Harassmap: la carte contre le harcèlement

par | Avr 26, 2015 | societe

Harassmap: la carte contre le harcèlement

Un outil qui aide les femmes égyptiennes a lutter contre le harcèlement sexuel.

Texte:  Tatiana Philiptchenko
Ce reportage est paru dans le magazine Chatelaine en 2012.

 

Vous êtes-vous déjà promenée au Caire ? Toute une expérience ! Il suffit qu’une femme mette le pied dans la rue ou prenne le bus pour qu’elle soit assiégée par une nuée d’hommes à la main baladeuse et à l’œil égrillard. Ici, le harcèlement sexuel fait loi.

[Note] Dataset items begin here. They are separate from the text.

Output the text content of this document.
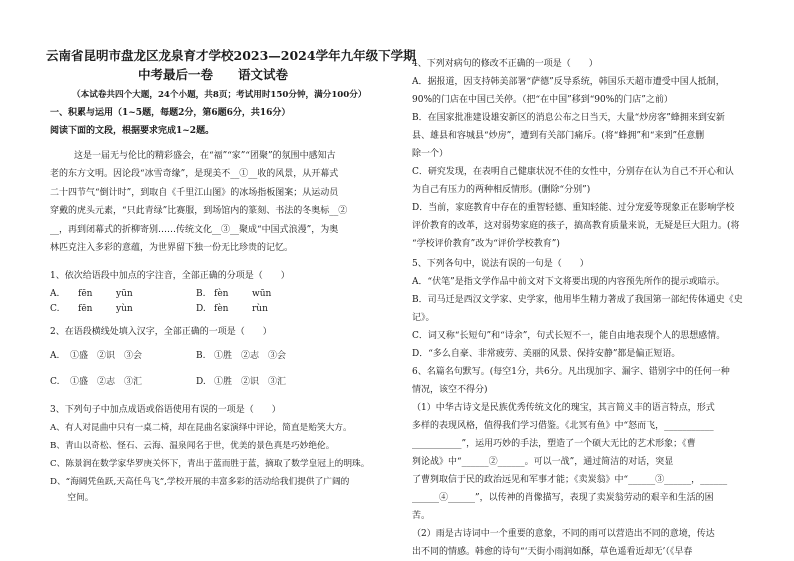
云南省昆明市盘龙区龙泉育才学校2023—2024学年九年级下学期
中考最后一卷　　语文试卷
（本试卷共四个大题，24个小题，共8页；考试用时150分钟，满分100分）
一、积累与运用（1~5题，每题2分，第6题6分，共16分）
阅读下面的文段，根据要求完成1~2题。
　　这是一届无与伦比的精彩盛会，在“福”“家”“团聚”的氛围中感知古
老的东方文明。因论段“冰雪奇缘”，是现美不__①__收的风景，从开幕式
二十四节气“倒计时”，到取自《千里江山图》的冰场指板图案；从运动员
穿戴的虎头元素，“只此青绿”比赛服，到场馆内的篆刻、书法的冬奥标__②
__，再到闭幕式的折柳寄别……传统文化__③__聚成“中国式浪漫”，为奥
林匹克注入多彩的意蕴，为世界留下独一份无比珍贵的记忆。
1、依次给语段中加点的字注音，全部正确的分项是（　　）
A. fēn	yūn	B. fèn	wūn
C. fēn	yùn	D. fèn	rùn
2、在语段横线处填入汉字，全部正确的一项是（　　）
A. ①盛　②识　③会	B. ①胜　②志　③会
C. ①盛　②志　③汇	D. ①胜　②识　③汇
3、下列句子中加点成语或俗语使用有误的一项是（　　）
A、有人对昆曲中只有一桌二椅，却在昆曲名家演绎中评论，简直是贻笑大方。
B、青山以奇松、怪石、云海、温泉闻名于世，优美的景色真是巧妙绝伦。
C、陈景润在数学家华罗庚关怀下，青出于蓝而胜于蓝，摘取了数学皇冠上的明珠。
D、“海阔凭鱼跃,天高任鸟飞”,学校开展的丰富多彩的活动给我们提供了广阔的
　　空间。
4、下列对病句的修改不正确的一项是（　　）
A．据报道，因支持韩美部署“萨德”反导系统，韩国乐天超市遭受中国人抵制，
90%的门店在中国已关停。（把“在中国”移到“90%的门店”之前）
B．在国家批准建设雄安新区的消息公布之日当天，大量“炒房客”蜂拥来到安新
县、雄县和容城县“炒房”，遭到有关部门痛斥。(将“蜂拥”和“来到”任意删
除一个）
C．研究发现，在表明自己健康状况不佳的女性中，分别存在认为自己不开心和认
为自己有压力的两种相反情形。(删除“分别”)
D．当前，家庭教育中存在的重智轻德、重知轻能、过分宠爱等现象正在影响学校
评价教育的改革，这对弱势家庭的孩子，搞高教育质量来说，无疑是巨大阻力。(将
“学校评价教育”改为“评价学校教育”)
5、下列各句中，说法有误的一句是（　　）
A．“伏笔”是指文学作品中前文对下文将要出现的内容预先所作的提示或暗示。
B．司马迁是西汉文学家、史学家，他用毕生精力著成了我国第一部纪传体通史《史
记》。
C．词又称“长短句”和“诗余”，句式长短不一，能自由地表现个人的思想感情。
D．“多么自豪、非常疲劳、美丽的风景、保持安静”都是偏正短语。
6、名篇名句默写。(每空1分，共6分。凡出现加字、漏字、错别字中的任何一种
情况，该空不得分)
（1）中华古诗文是民族优秀传统文化的瑰宝，其言简义丰的语言特点，形式
多样的表现风格，值得我们学习借鉴。《北冥有鱼》中“怒而飞，___________
___________”，运用巧妙的手法，塑造了一个硕大无比的艺术形象；《曹
刿论战》中“______②______。可以一战”，通过简洁的对话，突显
了曹刿取信于民的政治远见和军事才能；《卖炭翁》中“______③______，______
______④______”，以传神的肖像描写，表现了卖炭翁劳动的艰辛和生活的困
苦。
（2）雨是古诗词中一个重要的意象，不同的雨可以营造出不同的意境，传达
出不同的情感。韩愈的诗句“‘天街小雨润如酥，草色遥看近却无’（《早春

Rebecca Chiao et Engy Ghozlan en ont eu assez. Les deux jeunes femmes, militantes dans diverses ONG vouées aux causes féministes, ont lancé, en décembre 2010, le site Web Harassmap. Les victimes de harcèlement peuvent y signaler leurs ennuis, par un SMS ou sur Twitter. « C’était logique d’utiliser cette technologie : plus de 80 % des Égyptiens ont un téléphone cellulaire », souligne Rebecca Chiao. Les messages – anonymes – s’affichent sur le site et une carte géographique interactive localise les incidents. Enfin la possibilité de s’exprimer en toute confiance pour ces nombreuses femmes habituées à souffrir en silence des attouchements inappropriés ! Pas moins de 83 % des Égyptiennes ont déjà subi du harcèlement, qu’elles soient voilées ou vêtues à l’occidentale, jeunes ou âgées. Et on passe à 98 % pour les étrangères vivant au Caire !

Pas rigolo, le quotidien de Samar, une étudiante égyptienne. « Il y a 20 km de chez moi à l’université. J’utilise deux ou trois moyens de transport pour m’y rendre et je me fais harceler en moyenne de cinq à sept fois par jour », écrit-elle sur son blogue (betweenbracts.blogspot.com). « Je ne sais plus si c’est mon droit de marcher dans la rue », avance une autre victime.

Est-ce parce que les femmes sont exclues de la sphère publique ? Parce que, au pays des pyramides, les relations sexuelles hors mariage sont fermement condamnées ? Parce que le chômage – 12,2 % en 2011 – et le manque de logements abordables briment les ardeurs des jeunes hommes qui voudraient se marier ? L’étude du Centre égyptien des droits de la femme, d’où sont tirés ces chiffres, révèle aussi que 62 % des Égyptiens admettent avoir déjà harcelé des femmes, 53 % d’entre eux les accusant même de provoquer ce comportement. Le simple fait d’être une femme s’avère de la provocation, quoi ! Toujours est-il qu’un nombre sans cesse grandissant d’Égyptiens frustrés harcèlent leurs compatriotes féminines dans les lieux publics.

Hommes et femmes unis

Harassmap ne fait pas que rapporter les agressions et les localiser. Cette plateforme d’expression pour les femmes leur offre un service d’orientation et d’aide. De plus, quelque 500 bénévoles mettent tout leur cœur à essayer de changer les mentalités. La moitié sont des hommes. « Les gens risquent de se montrer plus réceptifs à un discours masculin, soutient Aser Emad, un étudiant bénévole du quartier de Maadi. Dans notre société, des filles seules peuvent difficilement évoquer ces horreurs devant des étrangers. Alors, on doit leur prêter main-forte ! »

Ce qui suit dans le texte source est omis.